Background: Fraud is a significant problem for any bank. Fraud can take many forms, which involves large amount of variables.
Data: This project is based on a credit card transaction dataset that contains information about 800,000 records and 29 features from a bank in Canada.
Objective: The goal is to build a predictive model to determine whether a given transaction will be fraudulent or not.
Since the fraud detection is a binary classification problem, I applied several classic supervised classification machine learning models, such as Logistic regression, XGBoost, and LightGBM. The primary metric would be ROC_AUC.
Original dataset:
Since this dataset is in line-delimited JSON format, I firstly transfromed it to a dataframe format.
I utilized my domain knowlegdge in banking to select a few key features, and conducted descriptive analysis. Take the column "postEntryMode" for example: Among all the fraudulent transactions,
Among the not fraudulent transactions,
From the above 2 plots, it seemed like "posEntryMode" had a influence on whether it's a fraud or not. So this feature would be added to my model.
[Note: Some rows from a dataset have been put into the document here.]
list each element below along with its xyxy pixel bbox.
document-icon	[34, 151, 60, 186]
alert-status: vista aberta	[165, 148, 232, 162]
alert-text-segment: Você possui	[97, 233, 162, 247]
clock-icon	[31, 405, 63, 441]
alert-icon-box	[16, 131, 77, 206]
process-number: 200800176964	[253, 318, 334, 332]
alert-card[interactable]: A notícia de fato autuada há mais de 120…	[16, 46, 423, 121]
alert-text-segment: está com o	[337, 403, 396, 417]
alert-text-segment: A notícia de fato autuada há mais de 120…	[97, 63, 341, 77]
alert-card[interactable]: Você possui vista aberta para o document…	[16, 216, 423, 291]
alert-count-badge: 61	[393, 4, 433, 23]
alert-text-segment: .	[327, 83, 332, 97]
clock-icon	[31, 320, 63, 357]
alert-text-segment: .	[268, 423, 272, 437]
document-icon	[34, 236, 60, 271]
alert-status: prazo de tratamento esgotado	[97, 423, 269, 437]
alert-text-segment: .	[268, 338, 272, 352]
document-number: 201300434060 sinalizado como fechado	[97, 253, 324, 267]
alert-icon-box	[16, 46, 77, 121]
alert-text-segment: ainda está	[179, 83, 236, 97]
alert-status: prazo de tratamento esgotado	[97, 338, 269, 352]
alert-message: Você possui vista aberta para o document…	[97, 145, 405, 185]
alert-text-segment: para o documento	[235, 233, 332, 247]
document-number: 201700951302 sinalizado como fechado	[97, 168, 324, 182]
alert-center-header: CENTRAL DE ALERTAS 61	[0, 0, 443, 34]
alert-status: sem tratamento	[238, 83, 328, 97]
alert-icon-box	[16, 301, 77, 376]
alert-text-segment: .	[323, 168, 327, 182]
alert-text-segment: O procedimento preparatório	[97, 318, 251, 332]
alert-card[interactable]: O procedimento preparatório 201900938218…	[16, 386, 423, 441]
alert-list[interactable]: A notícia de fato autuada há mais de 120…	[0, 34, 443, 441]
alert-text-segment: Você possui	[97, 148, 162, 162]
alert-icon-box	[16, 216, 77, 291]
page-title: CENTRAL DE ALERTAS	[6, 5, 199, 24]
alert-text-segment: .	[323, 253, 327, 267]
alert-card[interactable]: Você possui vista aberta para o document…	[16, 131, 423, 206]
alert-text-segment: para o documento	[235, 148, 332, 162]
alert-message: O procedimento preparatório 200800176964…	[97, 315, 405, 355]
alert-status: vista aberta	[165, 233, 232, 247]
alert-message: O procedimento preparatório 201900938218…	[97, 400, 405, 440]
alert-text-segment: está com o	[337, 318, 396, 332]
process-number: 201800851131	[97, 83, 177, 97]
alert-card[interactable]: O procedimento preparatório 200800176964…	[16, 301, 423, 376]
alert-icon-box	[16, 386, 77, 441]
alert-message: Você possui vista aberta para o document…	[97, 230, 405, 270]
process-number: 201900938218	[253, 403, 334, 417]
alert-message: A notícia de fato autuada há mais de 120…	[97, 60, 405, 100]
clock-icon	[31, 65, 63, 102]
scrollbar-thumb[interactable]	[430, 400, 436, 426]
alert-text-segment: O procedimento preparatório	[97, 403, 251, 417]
Case 1: explanatory variables include 'cvvNotSame', 'amountOver', 'posEM_new', 'hour', 'transactionAmount', 'availableMoney', 'cardPresent'.
Case 2: explanatory variables include 'cvvNotSame', 'amountOver', 'posEM_new', 'hour', 'transactionAmount', 'availableMoney', 'cardPresent', 'merchantCategoryCode'.
Case 3: explanatory variables include 'cvvNotSame', 'amountOver', 'posEM_new', 'hour', 'transactionAmount', 'availableMoney', 'cardPresent', 'transactionType'.
Implemented train-test split, cross validation, model fitting, roc curve visualization.
Used MinMax scaling before applying the model.
Compare 2 roc_auc results before and after scaling the dataframe, it can be concluded that scaling the dataframe increased the value of the metric. Therefore, I used the scaling dataframe in the following modeling experiments.
In addition to the previous prodecures, I utilized the Grid Search method to conduct the hyperparameter tuning (learning rate, number of estimators), selected the optimal combination of parameters, and plotted the roc_auc curve.
Similar to the XGBoost modeling, I used the Grid Search approach to conduct the hyperparameter tuning (learning rate, number of estimators, max_depth) for the lightGBM model, chose the optimal combination of parameters, and plotted the roc_auc curve.
After comparing the roc_auc of the 3 models in 3 cases, both XGBoost and lightGBM with the feature combination case 2, achieved the highest roc_auc 0.76, increasing the base value by 7%. However, a disadvantage of XGBoost was that its running time was relatively slow. Therefore, lightGBM with case 2 was the optimal model. To further investigate this model, I produced the following feature importance plot. It's straightforward that "transactionAmount", "availableMoney", "posEM_new" were the key factors that would determine whether a transaction was a fraud or not.
In the future investigation, I will attempt to experiment more kinds of feature combination. Additionally, more machine learning models with hyperparameter tuning will be applied.